ユーロドル:11月29日のファンダメンタル分析
不確実性が大きいイタリア国民投票に要警戒
今週末の12月4日にはイタリアで、憲法改正の是非を問う、イタリアの国民投票の実施が予定されています。
イタリアの議会の特色は、先ず上院と下院がほぼ同等の権限を持つ事、それと各首相の在任期間が比較的短命でまた、政権交代も多いことでしょう。
これは前者に問題があるとされ、上院と下院がほぼ同等の権限を持つと首相の支配力を弱めるからとされます。
その問題を解決、つまりイタリアの首相の政治的な支配力をより強くし、イタリアの政治をより安定化させる為に、実は予てより、イタリアの上院と下院に関する憲法改正論議はあったのです。
あったのですが、旗振りの首相自身の任期が短いので、話をそこまで持ってゆけなかったのです。
そこで国民の支持率の高いレンツイ首相が意を決して、上院と下院に関する憲法改正を問う国民投票の実施にまで持ってきたのです。つまりレンツイ首相程の支持の高い首相でないと出来なかった事なのです。
憲法改正の内容として重要なのは、上院の現在の議員定数315席を、100席にまで減らし、法案の審議と内閣の承認は下院が担当するという2点です(他にもいくつかの改正点はあるのですが)。
これをもって、上院の権限を大きく削減しようといている訳です。
ですから、今回の国民投票というのは、ある意味でレンツイ首相への投票に等しく、なので国民投票実施前から、もしこの憲法改正の是非を問う国民投票で憲法改正への賛成を得られなかった場合には、自身への国民支持が
足りないものと等しいので、即刻イタリア首相を辞任すると公言している訳です。
心配なのは、今年6月に起こった、まさかのブレグジットの後、もし今回のイタリア国民投票が否決されれば、
ユーロ圏での政治的な不安定が加速してしまう事です。
否決は、イタリアが支持率の高いレンツイ首相を失う事を意味し、今の強いリーダーシップを持ったレンツイ首相を失う事を意味します。

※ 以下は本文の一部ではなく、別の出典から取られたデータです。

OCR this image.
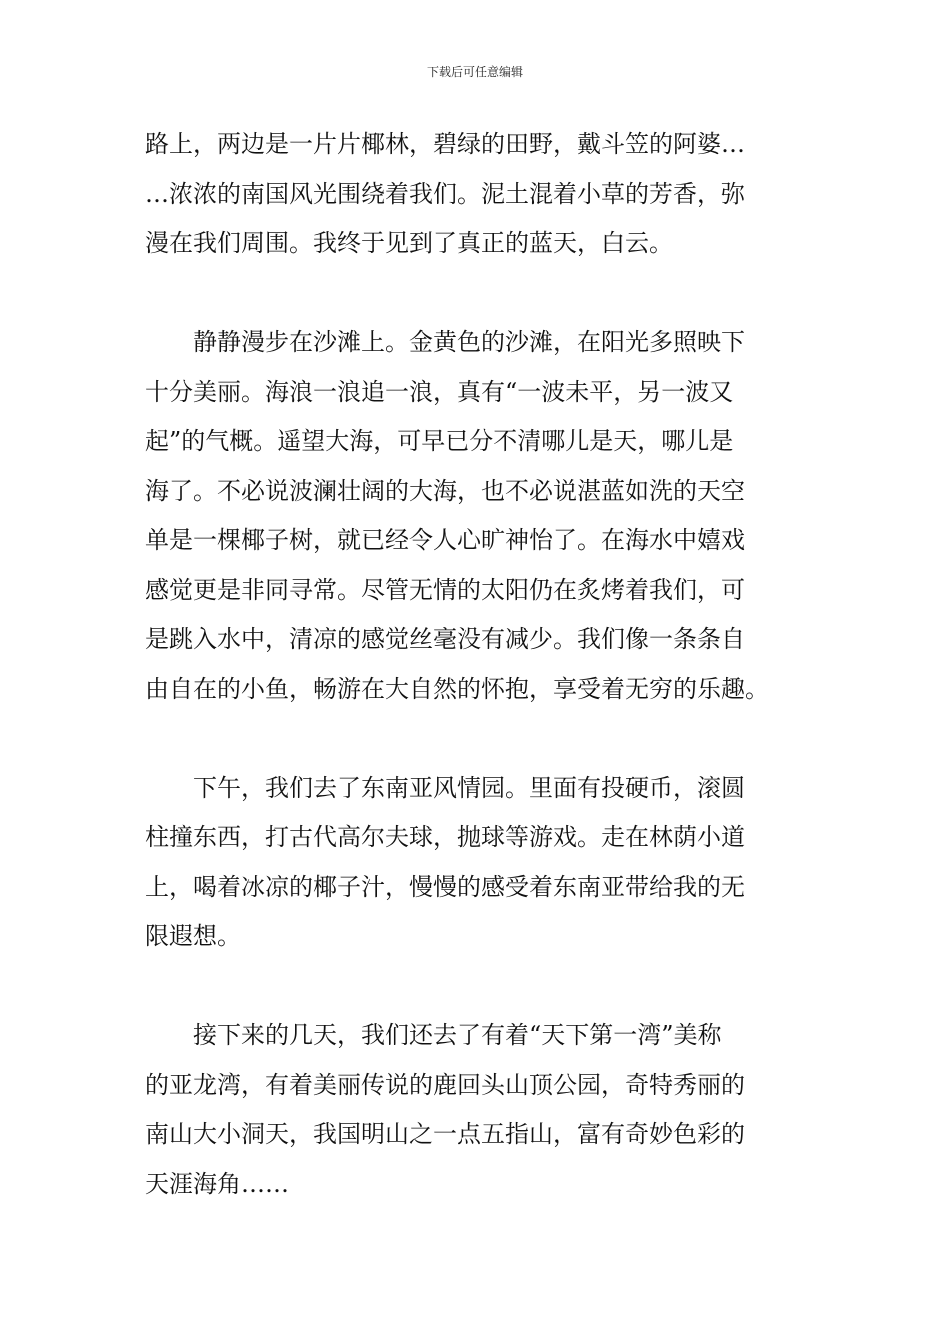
下载后可任意编辑
路上，两边是一片片椰林，碧绿的田野，戴斗笠的阿婆…
…浓浓的南国风光围绕着我们。泥土混着小草的芳香，弥
漫在我们周围。我终于见到了真正的蓝天，白云。
　　静静漫步在沙滩上。金黄色的沙滩，在阳光多照映下
十分美丽。海浪一浪追一浪，真有“一波未平，另一波又
起”的气概。遥望大海，可早已分不清哪儿是天，哪儿是
海了。不必说波澜壮阔的大海，也不必说湛蓝如洗的天空
单是一棵椰子树，就已经令人心旷神怡了。在海水中嬉戏
感觉更是非同寻常。尽管无情的太阳仍在炙烤着我们，可
是跳入水中，清凉的感觉丝毫没有减少。我们像一条条自
由自在的小鱼，畅游在大自然的怀抱，享受着无穷的乐趣。
　　下午，我们去了东南亚风情园。里面有投硬币，滚圆
柱撞东西，打古代高尔夫球，抛球等游戏。走在林荫小道
上，喝着冰凉的椰子汁，慢慢的感受着东南亚带给我的无
限遐想。
　　接下来的几天，我们还去了有着“天下第一湾”美称
的亚龙湾，有着美丽传说的鹿回头山顶公园，奇特秀丽的
南山大小洞天，我国明山之一点五指山，富有奇妙色彩的
天涯海角……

レンツイ首相を失う事は、彼が行ってきた、行おうとしていた改革が泡に帰してしまうのです。イタリアの政治不安はユーロ圏の政治不安になり、イタリアの経済停滞はユーロ圏の経済停滞になるのです。
以上の意味において、個人的には是非、4日の国民投票ではレンツイ首相に勝ってほしく思い、レンツイ首相には引き続きイタリアでの改革を進め、ひいてはユーロ圏のリーダーになってもらいたいと思っています。
ユーロドル:11月29日のテクニカル分析
今日のレンジは、1.0550~1.0750
昨日は一気に1.0558まで下押しました。節目の1.0600と、日足の5日線1.0594を割り込んできているので、更なる安値更新の流れと判断します。下値目途は1.0300を試す流れでしょう。
上値目途は、節目の1.0600から昨日高値の1.0654前後までとして、その後の反落を警戒します。高値更新への流れには、28日高値の1.0686を上抜く必要があります。
ユーロドルは徐々に1.05前後では下値限定的になりつつあります。
ただ、地合いは引き続き戻り売り優先なので、ユーロドルに買い材料がない中、ドル買いが強まった場合には、再度1.05を試す可能性があります。
今日のレンジは、1.0550~1.0750と見ます。